The above graph was generated by performing the Louvain modularity method on the CMS co-occurrence data with a modularity of 0.948 (perfect would be 1.0), and then coloring the resulting communities for visualization. The size of the vertices here corresponds to the physician's payment information with larger vertices being higher grossing physicians.
With large scale graphs it can be difficult to tell just how many edges are between groups of vertices that are close together. The nice thing about using an algorithm to cluster groups of vertices, is that it takes guessing out of the equation and simply displays something that is easier to visually process. For example, looking at any of the graphs shown before clustering, we might not have been able to tell that there were strong connections between distinct communities along the east coast of the United States.
These communities of providers can be thought of as large scale referral networks, assuming if a patient was seen by two physicians within a 30-day time frame, there was a referral of one physician by the other. Although a referral network spanning nearly the entire state of Texas seems farfetched to a certain extent, there is likely some truth behind the numbers. For example, the state boundary lines between Texas, Louisiana, Mississippi, Alabama, and Florida are quite clearly defined spanning across the Gulf of Mexico region, suggesting physicians in the south tend to refer patients within state.
For the sake of completeness, let’s decrease the size of the clusters to something that more closely resembles actual referral regions. This can be achieved by decreasing the resolution parameter of the Louvain modularity method.

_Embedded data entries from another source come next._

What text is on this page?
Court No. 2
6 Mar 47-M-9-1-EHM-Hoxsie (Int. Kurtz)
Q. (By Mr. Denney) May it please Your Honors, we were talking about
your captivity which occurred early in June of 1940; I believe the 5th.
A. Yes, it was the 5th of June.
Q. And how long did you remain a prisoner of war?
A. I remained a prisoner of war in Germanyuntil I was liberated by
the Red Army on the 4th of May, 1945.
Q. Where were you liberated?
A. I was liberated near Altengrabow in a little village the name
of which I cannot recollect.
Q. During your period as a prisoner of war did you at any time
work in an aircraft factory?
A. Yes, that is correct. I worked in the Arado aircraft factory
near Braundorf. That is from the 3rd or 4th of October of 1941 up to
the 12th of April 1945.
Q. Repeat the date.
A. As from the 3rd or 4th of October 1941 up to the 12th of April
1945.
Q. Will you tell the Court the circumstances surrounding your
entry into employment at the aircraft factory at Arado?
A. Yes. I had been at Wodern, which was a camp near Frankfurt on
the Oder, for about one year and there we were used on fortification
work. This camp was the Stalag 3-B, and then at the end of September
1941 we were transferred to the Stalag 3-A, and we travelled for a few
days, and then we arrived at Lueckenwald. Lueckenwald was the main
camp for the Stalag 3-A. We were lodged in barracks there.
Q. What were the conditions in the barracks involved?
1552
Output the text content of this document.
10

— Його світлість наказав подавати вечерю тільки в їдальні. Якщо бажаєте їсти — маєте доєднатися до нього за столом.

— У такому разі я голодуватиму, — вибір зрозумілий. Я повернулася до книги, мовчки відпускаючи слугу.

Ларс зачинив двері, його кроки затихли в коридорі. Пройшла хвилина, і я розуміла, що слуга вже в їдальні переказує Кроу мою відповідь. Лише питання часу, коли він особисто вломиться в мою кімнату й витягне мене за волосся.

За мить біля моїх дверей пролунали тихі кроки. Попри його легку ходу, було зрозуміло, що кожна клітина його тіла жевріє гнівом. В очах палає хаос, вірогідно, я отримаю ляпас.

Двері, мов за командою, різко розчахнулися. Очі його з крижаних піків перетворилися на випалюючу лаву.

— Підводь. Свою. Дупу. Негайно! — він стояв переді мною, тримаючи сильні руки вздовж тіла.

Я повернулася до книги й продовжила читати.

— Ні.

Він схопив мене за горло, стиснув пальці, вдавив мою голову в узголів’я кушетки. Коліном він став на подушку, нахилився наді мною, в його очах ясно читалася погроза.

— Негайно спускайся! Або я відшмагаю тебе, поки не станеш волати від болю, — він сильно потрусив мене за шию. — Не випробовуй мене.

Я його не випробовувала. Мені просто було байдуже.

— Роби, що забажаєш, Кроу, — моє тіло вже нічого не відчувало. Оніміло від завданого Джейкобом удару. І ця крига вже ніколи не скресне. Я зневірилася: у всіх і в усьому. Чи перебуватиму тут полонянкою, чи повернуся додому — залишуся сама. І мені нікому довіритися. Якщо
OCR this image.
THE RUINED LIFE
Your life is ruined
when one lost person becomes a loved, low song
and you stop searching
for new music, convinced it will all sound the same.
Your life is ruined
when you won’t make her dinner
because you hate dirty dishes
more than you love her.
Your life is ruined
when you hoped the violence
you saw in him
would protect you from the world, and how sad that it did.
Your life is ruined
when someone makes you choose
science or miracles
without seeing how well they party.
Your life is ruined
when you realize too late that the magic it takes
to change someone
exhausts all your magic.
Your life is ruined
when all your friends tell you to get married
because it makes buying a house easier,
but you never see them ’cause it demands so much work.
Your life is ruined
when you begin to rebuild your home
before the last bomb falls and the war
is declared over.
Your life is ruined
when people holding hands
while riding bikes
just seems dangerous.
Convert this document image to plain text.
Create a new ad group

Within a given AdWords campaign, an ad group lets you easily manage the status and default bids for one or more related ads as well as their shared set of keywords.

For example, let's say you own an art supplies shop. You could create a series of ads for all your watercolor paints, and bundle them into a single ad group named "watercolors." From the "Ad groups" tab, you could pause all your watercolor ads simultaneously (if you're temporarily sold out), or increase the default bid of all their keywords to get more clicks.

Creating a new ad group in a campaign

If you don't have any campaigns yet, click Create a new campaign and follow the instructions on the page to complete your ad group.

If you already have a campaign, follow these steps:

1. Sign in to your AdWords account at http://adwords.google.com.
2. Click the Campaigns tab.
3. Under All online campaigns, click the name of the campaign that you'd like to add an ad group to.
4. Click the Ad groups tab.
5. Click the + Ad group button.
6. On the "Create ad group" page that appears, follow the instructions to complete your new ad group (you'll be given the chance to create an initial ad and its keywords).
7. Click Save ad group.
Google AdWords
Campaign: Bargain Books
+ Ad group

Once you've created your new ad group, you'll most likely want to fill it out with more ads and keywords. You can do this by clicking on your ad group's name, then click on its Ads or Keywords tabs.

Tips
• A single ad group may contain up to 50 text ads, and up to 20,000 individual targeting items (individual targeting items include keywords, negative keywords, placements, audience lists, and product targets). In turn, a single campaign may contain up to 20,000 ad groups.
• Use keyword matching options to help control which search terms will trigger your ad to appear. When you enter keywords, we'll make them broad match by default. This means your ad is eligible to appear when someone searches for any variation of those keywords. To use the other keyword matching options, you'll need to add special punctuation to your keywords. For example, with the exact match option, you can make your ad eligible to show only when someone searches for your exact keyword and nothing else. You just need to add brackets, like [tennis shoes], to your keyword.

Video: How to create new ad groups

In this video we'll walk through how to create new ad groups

This time, we were only able to achieve a modularity of 0.903, which is slightly lower than before, but still good enough for our intents and purposes. By decreasing the size of the communities, it is not clear just how diverse different regions of the country are. For example, you might expect to see many smaller clusters of referral communities in the New England area due to its dense population across many states, which is somewhat evident here. However, Florida seems to have even more communities than New England, which again could be because Florida is such a popular retirement destination.
Conclusions and Tooling
There are many more observations and speculations that can be drawn from the visualizations in both this blog post (Parts 1 and 2) and the CMS dataset as a whole, but hopefully we have provided you with an informative and interesting peek into both.